Pakistan's federal government has tasked the Federal Board of Revenue (FBR) with collecting Rs15.26 trillion in taxes for fiscal year 2026-27 [1].
This aggressive target is designed to close critical fiscal gaps and provide necessary funding for the upcoming national budget. The move signals the government's intent to broaden its tax base and increase domestic resource mobilization to stabilize the economy.
To support this goal, the government unveiled new revenue-raising measures estimated to generate Rs650 billion [1]. These measures are intended to supplement existing tax frameworks and ensure the FBR can meet the ambitious collection threshold [2].
Officials said the target is necessary to address the country's ongoing financial challenges.

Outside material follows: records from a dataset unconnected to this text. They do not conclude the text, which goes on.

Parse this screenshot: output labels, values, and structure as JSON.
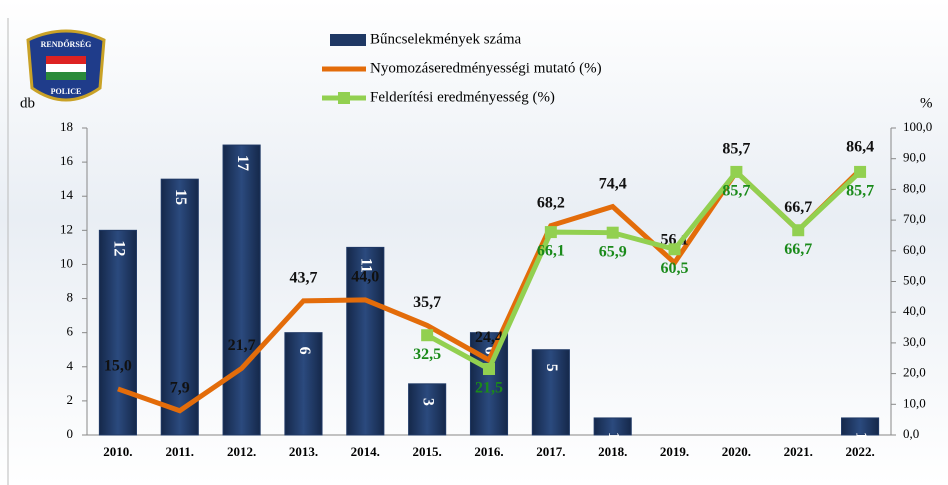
{
  "logo": {
    "top": "RENDŐRSÉG",
    "bottom": "POLICE"
  },
  "chart_data": {
    "type": "bar_line",
    "ylabel": "db",
    "y2label": "%",
    "categories": [
      "2010.",
      "2011.",
      "2012.",
      "2013.",
      "2014.",
      "2015.",
      "2016.",
      "2017.",
      "2018.",
      "2019.",
      "2020.",
      "2021.",
      "2022."
    ],
    "series": [
      {
        "name": "Bűncselekmények száma",
        "type": "bar",
        "color": "#1f3864",
        "values": [
          12,
          15,
          17,
          6,
          11,
          3,
          6,
          5,
          1,
          null,
          null,
          null,
          1
        ]
      },
      {
        "name": "Nyomozáseredményességi mutató (%)",
        "type": "line",
        "axis": "y2",
        "color": "#e36c0a",
        "values": [
          15.0,
          7.9,
          21.7,
          43.7,
          44.0,
          35.7,
          24.4,
          68.2,
          74.4,
          56.1,
          85.7,
          66.7,
          86.4
        ],
        "value_labels": [
          "15,0",
          "7,9",
          "21,7",
          "43,7",
          "44,0",
          "35,7",
          "24,4",
          "68,2",
          "74,4",
          "56,1",
          "85,7",
          "66,7",
          "86,4"
        ]
      },
      {
        "name": "Felderítési eredményesség (%)",
        "type": "line",
        "axis": "y2",
        "color": "#92d050",
        "marker": "square",
        "values": [
          null,
          null,
          null,
          null,
          null,
          32.5,
          21.5,
          66.1,
          65.9,
          60.5,
          85.7,
          66.7,
          85.7
        ],
        "value_labels": [
          null,
          null,
          null,
          null,
          null,
          "32,5",
          "21,5",
          "66,1",
          "65,9",
          "60,5",
          "85,7",
          "66,7",
          "85,7"
        ]
      }
    ],
    "ylim": [
      0,
      18
    ],
    "yticks": [
      0,
      2,
      4,
      6,
      8,
      10,
      12,
      14,
      16,
      18
    ],
    "y2lim": [
      0,
      100
    ],
    "y2ticks": [
      {
        "value": 0,
        "label": "0,0"
      },
      {
        "value": 10,
        "label": "10,0"
      },
      {
        "value": 20,
        "label": "20,0"
      },
      {
        "value": 30,
        "label": "30,0"
      },
      {
        "value": 40,
        "label": "40,0"
      },
      {
        "value": 50,
        "label": "50,0"
      },
      {
        "value": 60,
        "label": "60,0"
      },
      {
        "value": 70,
        "label": "70,0"
      },
      {
        "value": 80,
        "label": "80,0"
      },
      {
        "value": 90,
        "label": "90,0"
      },
      {
        "value": 100,
        "label": "100,0"
      }
    ],
    "grid": false,
    "legend": "top"
  }
}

The strategy involves a combination of new levies and more efficient collection processes across various sectors of the economy.
Analysts said the FY2026-27 target is highly ambitious [2]. The success of these measures depends on the FBR's ability to implement the new Rs650 billion framework without stifling economic growth or facing significant legal challenges from taxpayers.
The FBR remains the primary agency responsible for the execution of these targets, operating under the direction of the federal government in Islamabad [1].
“Pakistan's federal government has tasked the Federal Board of Revenue (FBR) with collecting Rs15.26 trillion in taxes.”
The scale of this tax target reflects Pakistan's urgent need to reduce its reliance on external borrowing and stabilize its macroeconomic position. However, the gap between current collection levels and the Rs15.26 trillion goal suggests a high risk of fiscal shortfall if the new Rs650 billion in measures fail to materialize or if economic volatility hinders compliance.